Maar ook kan het vaginale afscheiding of sperma zijn. Urine kan troebel zijn als deze lang bewaard
wordt. Bij een UWI ruikt de urine sterk naar ammoniak. Wanneer de urine naar aceton (zoetige geur)
ruikt, is er sprake van een ernstige ontregeling van DM.
3
, Defecatie:
- 150 gram is normaal
- Kleur donkerbruin, grauwwit bij afgesloten galwegen, zwart bij inname ijzerpreparaten of
door bloeding in de maag of 12-vingerige darm. Zwart en teerachtig is door maagbloeding
(melaena), grijswit glanzend brijig stinkt en blijf aan de pot vastplakken als vet in de darm
onvoldoende verteerd wordt en met de ontlasting wordt uitgescheiden
- Diarree (brijige waterige ontlasting), obstipatie (harde knobbelige en droge ontlasting).
Lintvormige of potlood vormige ontlasting (kan door tumor), kleine brokken en kogeltjes
(uitdroging)
- Kan: onverteerbare voedselresten slijm (ontstoken darmvlies), bloed (tumor of aambeien),
pus (ontsteking) bevatten.
Bij incontinentie is het je taak om de zorgvrager te helpen met het juiste materiaal te kiezen,
adviezen geven over het gebruik van het materiaal en het verzorgen van de huis.
Incontinentiematerialen:
- Een- en tweedelige wegwerpsystemen
Het eendelige opvangsysteem (soort wegwerpluier) is vooral geschikt voor mannen en
vrouwen die een zware vorm van verlies hebben. Het tweedelige opvangsysteem (verband
op maat) bestaat uit absorberende verbanden die door een fixatiebroekje op hun plaats
worden gehouden, dit wordt gebruikt bij een lichte tot zwarte vorm van incontinentie. Keuze
voor de 2e hangt af van de mate, mobiliteit en het postuur. De voorkeur ligt bij de 2 e .
- Vrouwen – en mannenverbanden
Vrouwenverbanden lijken op maandverband en zijn te gebruiken bij licht en matig verlies. Ze
zijn wel van ander materiaal gemaakt zodat ze extra absorberen. Mannenverbanden bestaan
uit absorberend materiaal dat om de penis en het scrotum wordt gevouwen, ze zijn ook
verkrijgbaar in de vorm van een zakje. Ze worden bevestigd door een plakstrip.
- Fixatie- of netbroekjes
De netbroekjes kunnen gewassen worden, maar meestal worden ze beschouwd als
wegwerpmateriaal. Ze zijn verkrijgbaar in textiel waarin je een absorberend verband kan
vouwen. Om lekkage te voorkomen moeten ze nauw aansluiten.
- Condoomkatheter
Een uritip is goed om de slaap niet te verstoren, het voorkomt dat de urine inwerkt op de
huis. Een uritip is bovendien minder ingrijpend dan een blaas of een suprapubische katheter.
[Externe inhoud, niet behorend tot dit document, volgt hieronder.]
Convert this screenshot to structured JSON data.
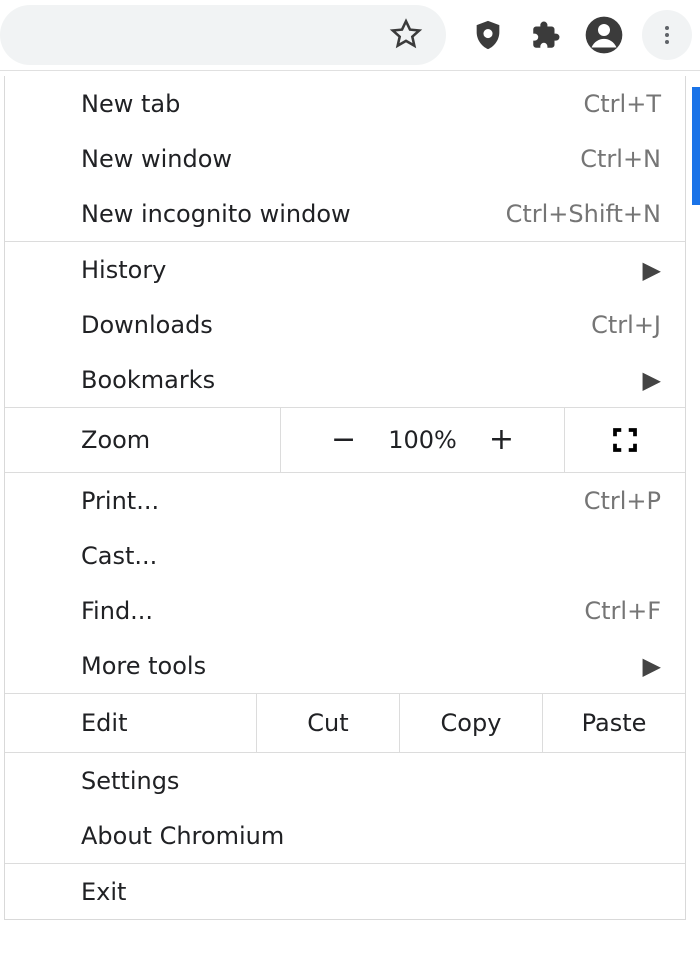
{
  "toolbar": {
    "star": "star-icon",
    "privacy": "shield-icon",
    "extensions": "puzzle-icon",
    "account": "account-icon",
    "more": "vertical-dots-icon"
  },
  "menu": {
    "new_tab": {
      "label": "New tab",
      "shortcut": "Ctrl+T"
    },
    "new_window": {
      "label": "New window",
      "shortcut": "Ctrl+N"
    },
    "new_incognito": {
      "label": "New incognito window",
      "shortcut": "Ctrl+Shift+N"
    },
    "history": {
      "label": "History"
    },
    "downloads": {
      "label": "Downloads",
      "shortcut": "Ctrl+J"
    },
    "bookmarks": {
      "label": "Bookmarks"
    },
    "zoom": {
      "label": "Zoom",
      "level": "100%"
    },
    "print": {
      "label": "Print...",
      "shortcut": "Ctrl+P"
    },
    "cast": {
      "label": "Cast..."
    },
    "find": {
      "label": "Find...",
      "shortcut": "Ctrl+F"
    },
    "more_tools": {
      "label": "More tools"
    },
    "edit": {
      "label": "Edit",
      "cut": "Cut",
      "copy": "Copy",
      "paste": "Paste"
    },
    "settings": {
      "label": "Settings"
    },
    "about": {
      "label": "About Chromium"
    },
    "exit": {
      "label": "Exit"
    }
  }
}
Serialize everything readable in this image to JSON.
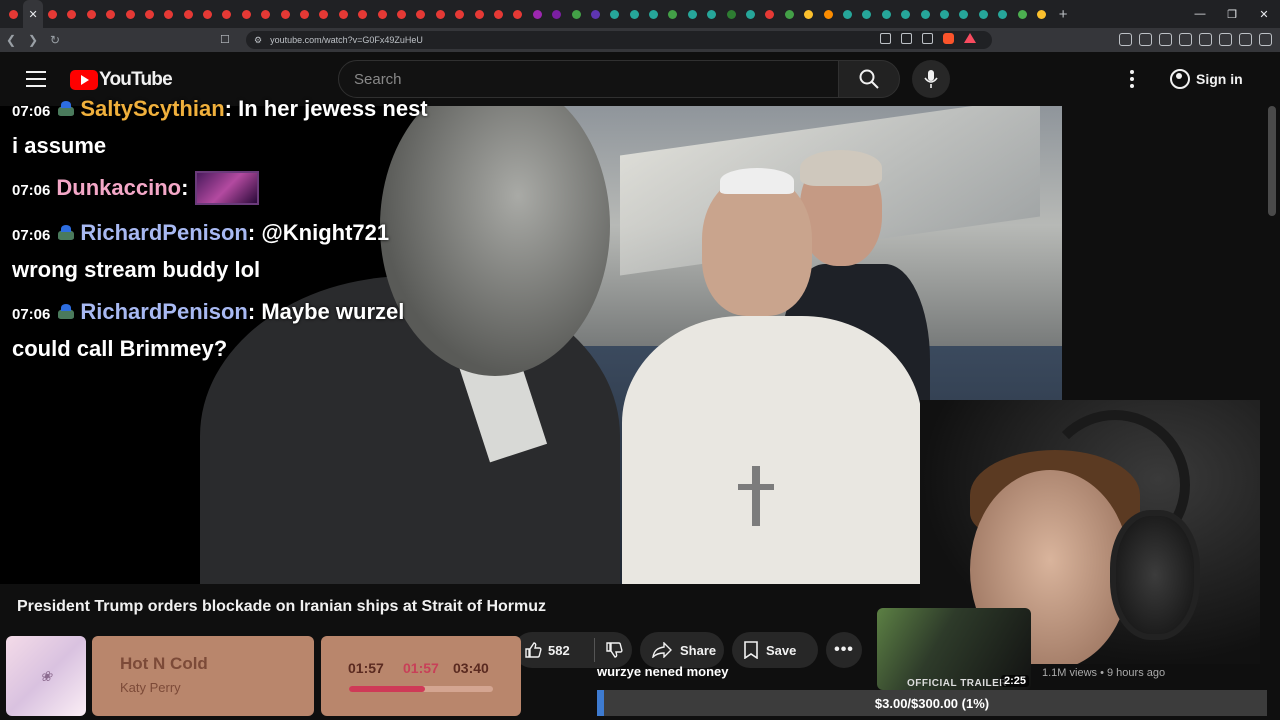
{
  "browser": {
    "url": "youtube.com/watch?v=G0Fx49ZuHeU",
    "tab_colors": [
      "#e53935",
      "#e53935",
      "#e53935",
      "#e53935",
      "#e53935",
      "#e53935",
      "#e53935",
      "#e53935",
      "#e53935",
      "#e53935",
      "#e53935",
      "#e53935",
      "#e53935",
      "#e53935",
      "#e53935",
      "#e53935",
      "#e53935",
      "#e53935",
      "#e53935",
      "#e53935",
      "#e53935",
      "#e53935",
      "#e53935",
      "#e53935",
      "#e53935",
      "#e53935",
      "#e53935",
      "#9c27b0",
      "#7b1fa2",
      "#43a047",
      "#5e35b1",
      "#26a69a",
      "#26a69a",
      "#26a69a",
      "#43a047",
      "#26a69a",
      "#26a69a",
      "#2e7d32",
      "#26a69a",
      "#e53935",
      "#43a047",
      "#fbc02d",
      "#fb8c00",
      "#26a69a",
      "#26a69a",
      "#26a69a",
      "#26a69a",
      "#26a69a",
      "#26a69a",
      "#26a69a",
      "#26a69a",
      "#26a69a",
      "#4caf50",
      "#fbc02d"
    ],
    "active_tab_index": 1,
    "new_tab_label": "+"
  },
  "header": {
    "logo_text": "YouTube",
    "search_placeholder": "Search",
    "sign_in_label": "Sign in"
  },
  "chat": [
    {
      "time": "07:06",
      "user": "SaltyScythian",
      "color": "#f0b03c",
      "text": "In her jewess nest i assume",
      "has_badge": true
    },
    {
      "time": "07:06",
      "user": "Dunkaccino",
      "color": "#f3a7c7",
      "text": "",
      "has_emote": true
    },
    {
      "time": "07:06",
      "user": "RichardPenison",
      "color": "#a8b9f2",
      "text": "@Knight721 wrong stream buddy lol",
      "has_badge": true
    },
    {
      "time": "07:06",
      "user": "RichardPenison",
      "color": "#a8b9f2",
      "text": "Maybe wurzel could call Brimmey?",
      "has_badge": true
    }
  ],
  "video": {
    "title": "President Trump orders blockade on Iranian ships at Strait of Hormuz",
    "likes": "582",
    "share_label": "Share",
    "save_label": "Save"
  },
  "recommended": {
    "duration": "2:25",
    "views": "1.1M views",
    "age": "9 hours ago",
    "thumb_text": "OFFICIAL TRAILER"
  },
  "donation": {
    "message": "wurzye nened money",
    "goal_text": "$3.00/$300.00 (1%)",
    "progress": 0.01,
    "color": "#3e7bd0"
  },
  "music": {
    "song": "Hot N Cold",
    "artist": "Katy Perry",
    "elapsed": "01:57",
    "middle": "01:57",
    "total": "03:40",
    "progress": 0.53,
    "accent": "#cf3a57"
  }
}
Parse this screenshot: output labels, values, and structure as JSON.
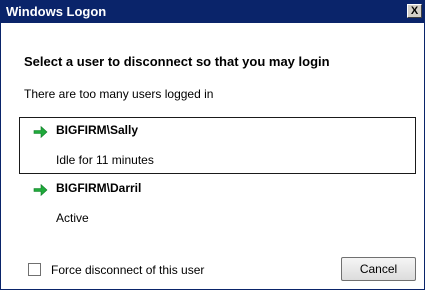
{
  "window": {
    "title": "Windows Logon",
    "close_glyph": "X"
  },
  "heading": "Select a user to disconnect so that you may login",
  "subtext": "There are too many users logged in",
  "users": [
    {
      "name": "BIGFIRM\\Sally",
      "status": "Idle for 11 minutes",
      "selected": true,
      "icon": "green-arrow-icon"
    },
    {
      "name": "BIGFIRM\\Darril",
      "status": "Active",
      "selected": false,
      "icon": "green-arrow-icon"
    }
  ],
  "force_disconnect": {
    "label": "Force disconnect of this user",
    "checked": false
  },
  "buttons": {
    "cancel_label": "Cancel"
  },
  "colors": {
    "titlebar": "#0a246a",
    "arrow": "#1faa3b"
  }
}
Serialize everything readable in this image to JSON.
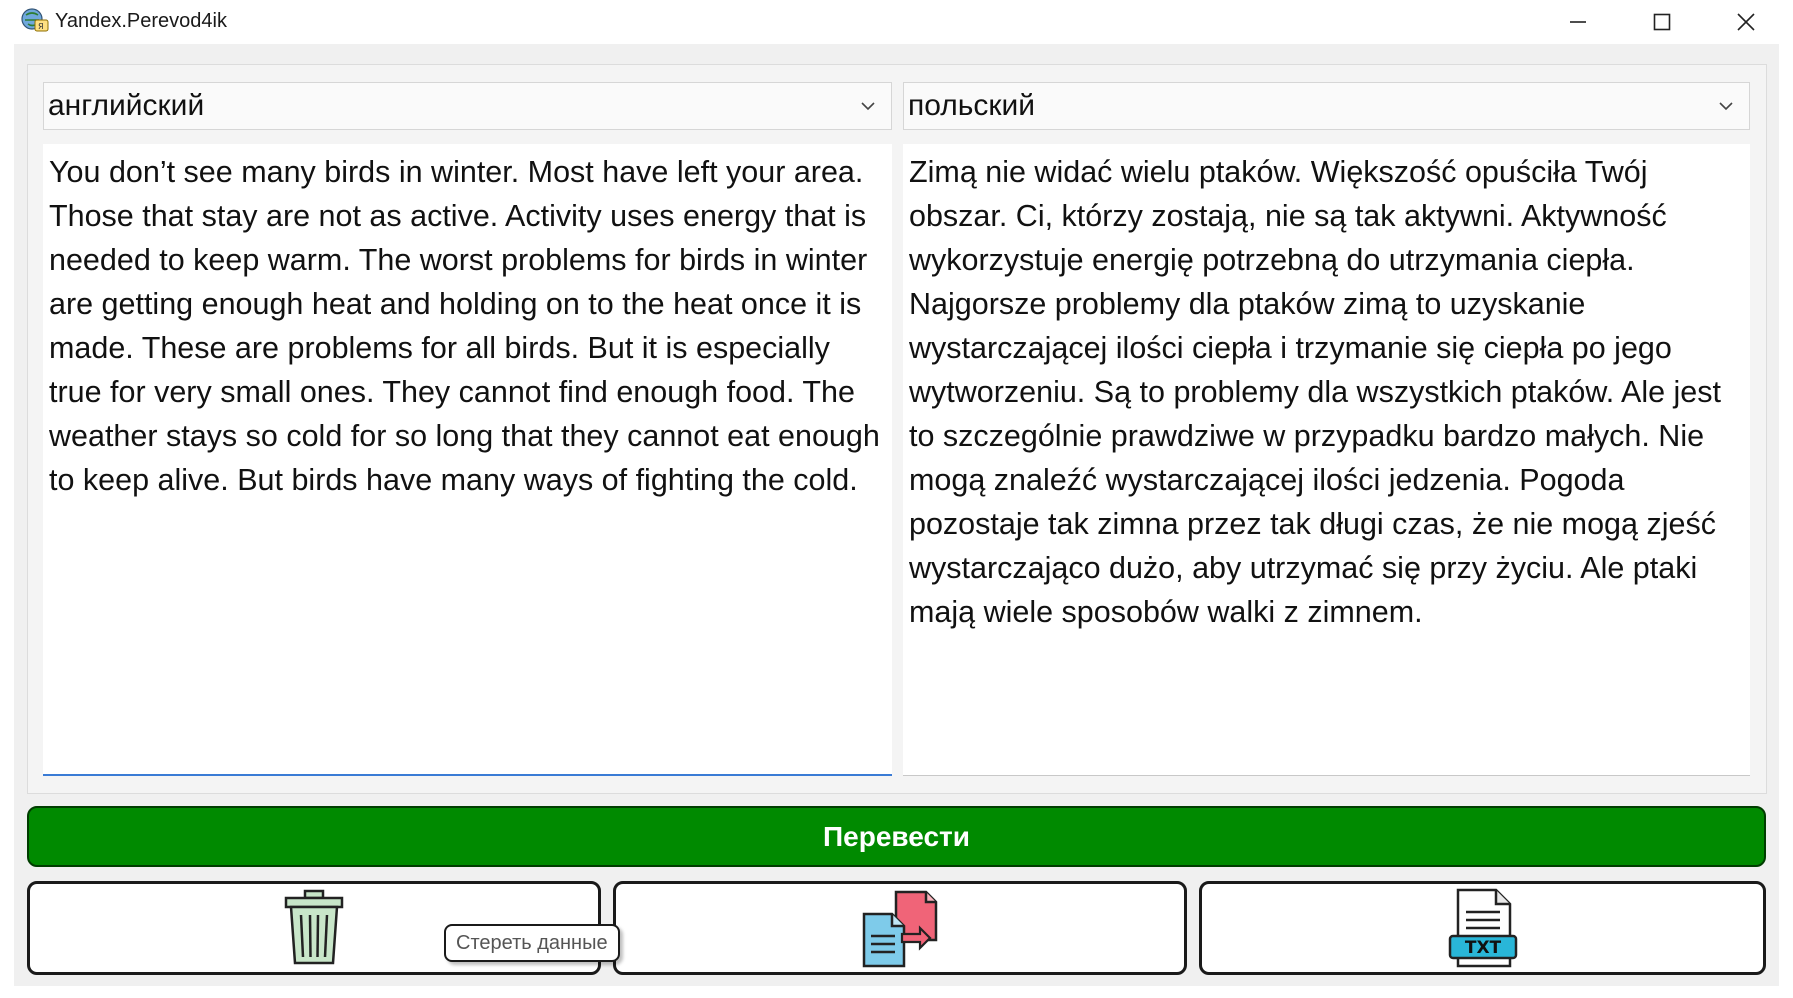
{
  "window": {
    "title": "Yandex.Perevod4ik",
    "icon": "translator-app-icon",
    "controls": [
      "minimize-icon",
      "maximize-icon",
      "close-icon"
    ]
  },
  "source": {
    "language": "английский",
    "text": "You don’t see many birds in winter. Most have left your area. Those that stay are not as active. Activity uses energy that is needed to keep warm. The worst problems for birds in winter are getting enough heat and holding on to the heat once it is made. These are problems for all birds. But it is especially true for very small ones. They cannot find enough food. The weather stays so cold for so long that they cannot eat enough to keep alive. But birds have many ways of fighting the cold."
  },
  "target": {
    "language": "польский",
    "text": "Zimą nie widać wielu ptaków. Większość opuściła Twój obszar. Ci, którzy zostają, nie są tak aktywni. Aktywność wykorzystuje energię potrzebną do utrzymania ciepła. Najgorsze problemy dla ptaków zimą to uzyskanie wystarczającej ilości ciepła i trzymanie się ciepła po jego wytworzeniu. Są to problemy dla wszystkich ptaków. Ale jest to szczególnie prawdziwe w przypadku bardzo małych. Nie mogą znaleźć wystarczającej ilości jedzenia. Pogoda pozostaje tak zimna przez tak długi czas, że nie mogą zjeść wystarczająco dużo, aby utrzymać się przy życiu. Ale ptaki mają wiele sposobów walki z zimnem."
  },
  "actions": {
    "translate_label": "Перевести",
    "clear_tooltip": "Стереть данные",
    "clear_icon": "trash-icon",
    "swap_icon": "swap-documents-icon",
    "save_icon": "txt-file-icon",
    "save_icon_label": "TXT"
  },
  "colors": {
    "translate_button": "#008a00",
    "accent_border": "#3a7bd5"
  }
}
Het is een soort condoom met een kortslangetje waaraan een urinezak wordt bevestigd.
Uritops met een plaklaag aan de binnenkant hebben de voorkeur omdat ze mee rekken, met
de aparte plakstrip bestaat ook. Een uritip is niet geschikt voor mannen met een te kleine
penis of een schrompelige penishuis
Incontinentie materiaal voor feces:
- Het eendelige systeem omdat het goed afsluitbaar is
- De anaaltampon, van absorberend materiaal bij beperkte ontlastingsincontinentie
- Het opvangzakje is een zakje met een kleefstrip over de anus geplakt. Levert wel eens
lekkage op en zit oncomfortabel
Bed beschermende middelen:
Wegwerponderleggers, bedzeilen. Plastic hoeslakens, broekluiers, pasvormluiers, inlegluier,
onderlegger, fixatiebroekje, materiaal voor de man, gevouwen verband, jarretelverband.